***
Ужин прошел как-то странно. Мы не знали, чего ожидать дальше, а потому беседа получалась какой-то прерывистой и натянутой. Временами царь пытался расспрашивать совсем ошалевшую и растерявшуюся от такого внимания Марью. Я же нервничала настолько, что не задумываясь съела все, что положил мне на тарелку заботливый муж, а уж он расстарался, обеспокоенный тем, что в последнее время я слишком сильно похудела. А от чего мне было поправляться, когда вокруг столько переживаний?
Наконец, ужин подошел к концу, и мы переместились в лиловую гостиную. Маменька ее особенно любила, и это чувствовалось даже в самых мелких деталях. А еще здесь было по-настоящему уютно, особенно когда присаживаешься в удобные кресла или на диванчики с интересной книгой в руках. Я бросила взгляд за окно. Оказалось, что уже довольно поздно, так как там царствовала тьма, мягкий свет зажженных свечей делал ее непроглядной.
Петрушу оставили на попечение слуг, а вот Марью взяли с собой, чем тоже несказанно ее удивили. И не успели мы усесться, как царь выдал:
— Марья, сегодня я узнал, что ты моя дочь, — и замолчал, будто не зная, что еще можно сказать.
Я внутренне сделала жест рукалицо. Нет, наш царь — замечательный дипломат, и все об этом прекрасно знают, но, видимо, именно сегодня его дипломатический талант дал сбой, или царь слишком сильно переволновался.
Глаза Марьи сделались большими-большими, и она непонимающе на нас обернулась.
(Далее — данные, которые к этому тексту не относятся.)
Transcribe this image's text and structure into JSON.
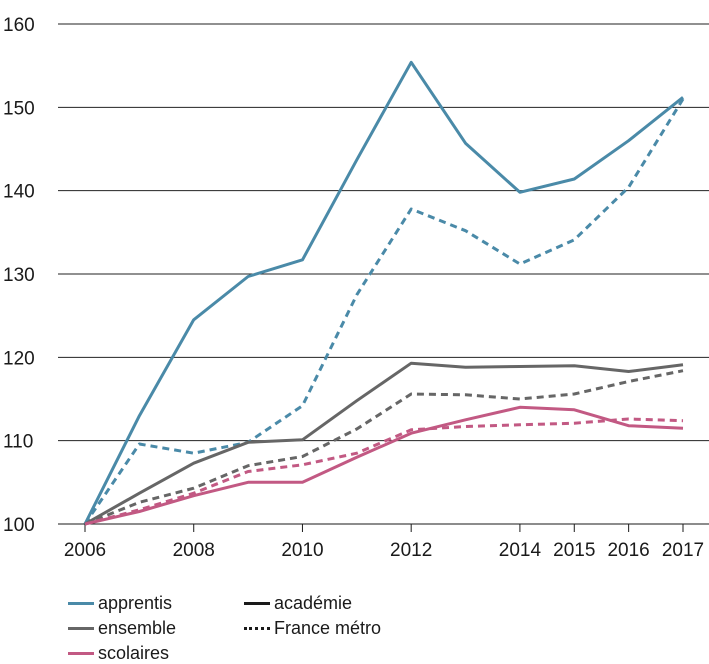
{
  "chart_data": {
    "type": "line",
    "title": "",
    "xlabel": "",
    "ylabel": "",
    "x": [
      2006,
      2007,
      2008,
      2009,
      2010,
      2011,
      2012,
      2013,
      2014,
      2015,
      2016,
      2017
    ],
    "x_ticks": [
      "2006",
      "2008",
      "2010",
      "2012",
      "2014",
      "2015",
      "2016",
      "2017"
    ],
    "y_ticks": [
      "100",
      "110",
      "120",
      "130",
      "140",
      "150",
      "160"
    ],
    "ylim": [
      100,
      160
    ],
    "grid": true,
    "series": [
      {
        "name": "apprentis",
        "scope": "académie",
        "color": "#4a8aa8",
        "dashed": false,
        "values": [
          100,
          113,
          124.5,
          129.7,
          131.7,
          143.7,
          155.4,
          145.7,
          139.8,
          141.4,
          146,
          151.2
        ]
      },
      {
        "name": "apprentis",
        "scope": "France métro",
        "color": "#4a8aa8",
        "dashed": true,
        "values": [
          100,
          109.6,
          108.5,
          109.8,
          114.2,
          127.5,
          137.8,
          135.2,
          131.2,
          134.1,
          140.4,
          151
        ]
      },
      {
        "name": "ensemble",
        "scope": "académie",
        "color": "#666666",
        "dashed": false,
        "values": [
          100,
          103.7,
          107.3,
          109.8,
          110.1,
          114.8,
          119.3,
          118.8,
          118.9,
          119,
          118.3,
          119.1
        ]
      },
      {
        "name": "ensemble",
        "scope": "France métro",
        "color": "#666666",
        "dashed": true,
        "values": [
          100,
          102.6,
          104.3,
          107,
          108.1,
          111.4,
          115.6,
          115.5,
          115,
          115.6,
          117.1,
          118.4
        ]
      },
      {
        "name": "scolaires",
        "scope": "académie",
        "color": "#c25983",
        "dashed": false,
        "values": [
          100,
          101.5,
          103.4,
          105,
          105,
          108,
          110.9,
          112.5,
          114,
          113.7,
          111.8,
          111.5
        ]
      },
      {
        "name": "scolaires",
        "scope": "France métro",
        "color": "#c25983",
        "dashed": true,
        "values": [
          100,
          101.7,
          103.7,
          106.3,
          107.1,
          108.5,
          111.3,
          111.7,
          111.9,
          112.1,
          112.6,
          112.4
        ]
      }
    ],
    "legend": {
      "placement": "bottom",
      "items": [
        {
          "label": "apprentis",
          "color": "#4a8aa8",
          "style": "solid"
        },
        {
          "label": "académie",
          "color": "#1a1a1a",
          "style": "solid"
        },
        {
          "label": "ensemble",
          "color": "#666666",
          "style": "solid"
        },
        {
          "label": "France métro",
          "color": "#1a1a1a",
          "style": "dotted"
        },
        {
          "label": "scolaires",
          "color": "#c25983",
          "style": "solid"
        }
      ]
    }
  }
}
Мы и сами немало ошалели от такой прямоты, да и что в данном случае можно было от нас ожидать?
— А как же… — она посмотрела на родителей.
— Это долгая история, милая, — ответила ей маменька.
Девочка застыла на какое-то мгновение, что-то обдумывая, и внезапно сделала совсем уж интересные выводы:
— Вы теперь снова перестанете меня любить? — в ее глазах появились слезы.
— Марьюшка, ну что ты?! — маменька не смущаясь царя обняла сидевшую рядом дочь и не сдержала слез. Она успела впустить к себе в сердце эту девочку и корила себя за долгие годы равнодушия и тщательно пестуемой ненависти, которые так изранили душу этого ребенка. И вот сейчас в представлении девочки история повторялась: от нее снова отказывались и предавали только зародившееся доверие! — Ты по-настоящему стала для меня дочерью, и теперь я уже не смогу перестать тебя любить, даже если захочу!
— Что бы ни происходило, ты навсегда останешься для меня любимой сестрой, — я встала и, поправив юбку, села прямо на мягкий ковер перед Марьей и заглянула ей в глаза. — Да — ты дочь нашего императора, да — мы сами узнали об этом не так давно, как раз в момент твоей инициации, но для нас с маменькой ничего не изменилось! А папенька всегда тебя любил, просто показать не умеет. Все это время мы стремились тебя защитить и думали, как разрешить тебе заниматься магией и не выдать уникальной силы, ведь сейчас очень неспокойные времена, и твоя жизнь в любой момент может подвергнуться опасности.
— По их плану ты вообще не должна была узнать, кто твой настоящий отец, — оглядывая нас холодным взглядом, проговорил царь. — Хорошо хоть Старица в кои-то веки решила вмешаться и рассказала мне о тебе.
— Ваше Величество! — воскликнул отец, но монарх взмахом руки его остановил.
— Знаю! Все твои доводы знаю! — холодно, но с толикой усталости проговорил царь. — Но хочу, чтобы и ты знал, что только благодаря Старице и ее заверениям твоя голова сейчас на месте, и я все еще продолжаю тебе доверять! — и, прикрыв глаза, потер пальцами переносицу.
В комнате опять повисла тягостная тишина. Марья, казалось, совсем потерялась в своих мыслях и чувствах.
— А кто моя настоящая мама? — внезапно спросила она.
— Моя сестра, Мария Харитоновна Раевская. Она умерла сразу после твоего рождения, — ответил мой отец.
— Из-за меня? — очень серьезно спросила девочка. Но было в ее голосе что-то такое, что заставило обнять ее коленки еще сильнее.